Un balance en los primeros diez años de la Maestría en Liderazgo Positivo

Lectura aproximada 4 min

08 junio 26

Un balance en los primeros diez años de la Maestría en Liderazgo Positivo

Rosalinda Ballesteros, Margarita Tarragona y Enrique Tamés revisaron los orígenes y desafíos del liderazgo positivo, el bienestar y el florecimiento humano.

En el marco del décimo aniversario de la Maestría en Liderazgo Positivo de Tecmilenio, Rosalinda Ballesteros, directora del Instituto del Propósito y Bienestar Integral, conversó con Margarita Tarragona y Enrique Tamés en el panel "Señales del cambio: lo que está emergiendo y hacia dónde vamos", un diálogo dedicado a revisar los orígenes, alcances y desafíos actuales del bienestar, la felicidad y el florecimiento humano como campos de estudio y práctica.

La conversación tuvo un tono retrospectivo, pero también prospectivo. Ballesteros recordó que las ideas y trayectorias de Tarragona y Tamés fueron parte fundamental de la base académica que permitió construir el programa. A diez años de distancia, la maestría ha reunido a cientos de estudiantes, egresados, profesores y aliados en torno a una pregunta que sigue siendo vigente: cómo llevar el bienestar y el liderazgo positivo de la investigación a la educación, las organizaciones y la vida cotidiana.

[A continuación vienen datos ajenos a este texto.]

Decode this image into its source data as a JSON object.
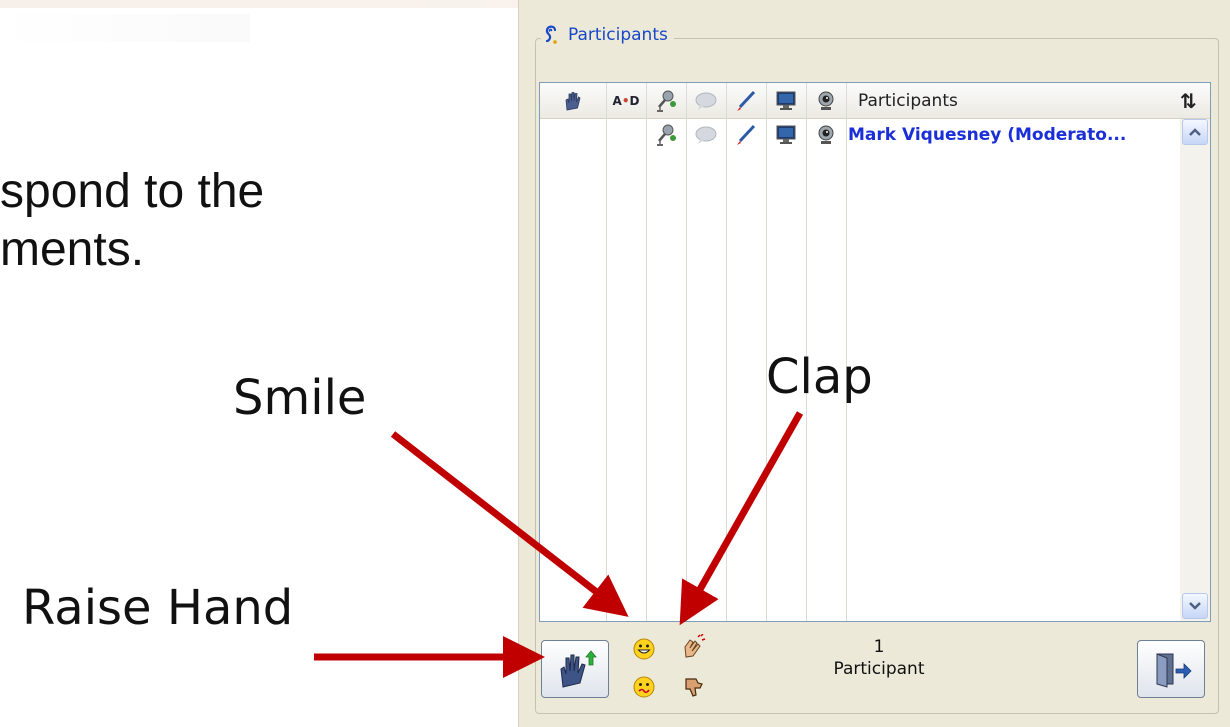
{
  "slide": {
    "line1": "spond to the",
    "line2": "ments.",
    "callouts": {
      "smile": "Smile",
      "clap": "Clap",
      "raise_hand": "Raise Hand"
    },
    "arrow_color": "#c00000"
  },
  "panel": {
    "title": "Participants",
    "title_icon": "participants-ear-icon",
    "header": {
      "columns": [
        {
          "name": "raise-hand-column",
          "icon": "hand-icon"
        },
        {
          "name": "alphabetical-sort-column",
          "icon": "a-d-icon",
          "text": "A-D"
        },
        {
          "name": "microphone-column",
          "icon": "microphone-icon"
        },
        {
          "name": "chat-column",
          "icon": "chat-bubble-icon"
        },
        {
          "name": "whiteboard-column",
          "icon": "pencil-icon"
        },
        {
          "name": "app-share-column",
          "icon": "monitor-icon"
        },
        {
          "name": "webcam-column",
          "icon": "webcam-icon"
        }
      ],
      "label": "Participants",
      "sort_icon": "⇅"
    },
    "rows": [
      {
        "name": "Mark Viquesney (Moderato...",
        "color": "#1a2fd8"
      }
    ],
    "footer": {
      "raise_hand_button": "raise-hand-button",
      "emotes": [
        "smile-icon",
        "clap-icon",
        "confused-icon",
        "thumbs-down-icon"
      ],
      "count_value": "1",
      "count_label": "Participant",
      "leave_button": "leave-room-button"
    }
  }
}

De la incomodidad a la exploración

Margarita Tarragona situó su aproximación a la psicología positiva desde una experiencia formativa: la incomodidad ante una psicología excesivamente centrada en la patología. Durante su formación, explicó, buena parte del estudio psicológico parecía concentrarse en la disfunción, el sufrimiento o aquello que no funciona en la vida humana. Su encuentro con otros enfoques —en particular con el trabajo de Mihaly Csikszentmihalyi— le permitió mirar la psicología desde otra perspectiva: no sólo como una disciplina dedicada a atender el malestar, sino también a comprender las condiciones de una vida plena.1

La felicidad no es una promesa simple

Enrique Tamés, por su parte, abordó el tema desde la filosofía. Recordó que la felicidad ha sido una preocupación central de la tradición occidental, aunque no siempre entendida como una promesa simple de dicha. Desde Aristóteles hasta pensadores contemporáneos, la felicidad también se comprende desde la cautela, la desdicha y la reflexión sobre los límites de la vida humana. Para Tamés, uno de los cambios más relevantes de las últimas décadas es que el estudio del bienestar ya no pertenece a una sola disciplina: hoy dialogan la psicología, la filosofía, la economía, las ciencias sociales, la medicina y otros campos.

Ese diálogo entre disciplinas no es solo académico: tiene expresión empírica. El Global Flourishing Study —uno de los estudios longitudinales más amplios realizados hasta ahora sobre bienestar humano, con más de 200,000 participantes en 22 países— define el florecimiento no como ausencia de malestar ni como felicidad subjetiva, sino como una combinación de sentido de vida, carácter, relaciones cercanas de calidad y compromiso con algo más grande que uno mismo.2 La convergencia que Tamés describió como tendencia ya tiene escala de evidencia global.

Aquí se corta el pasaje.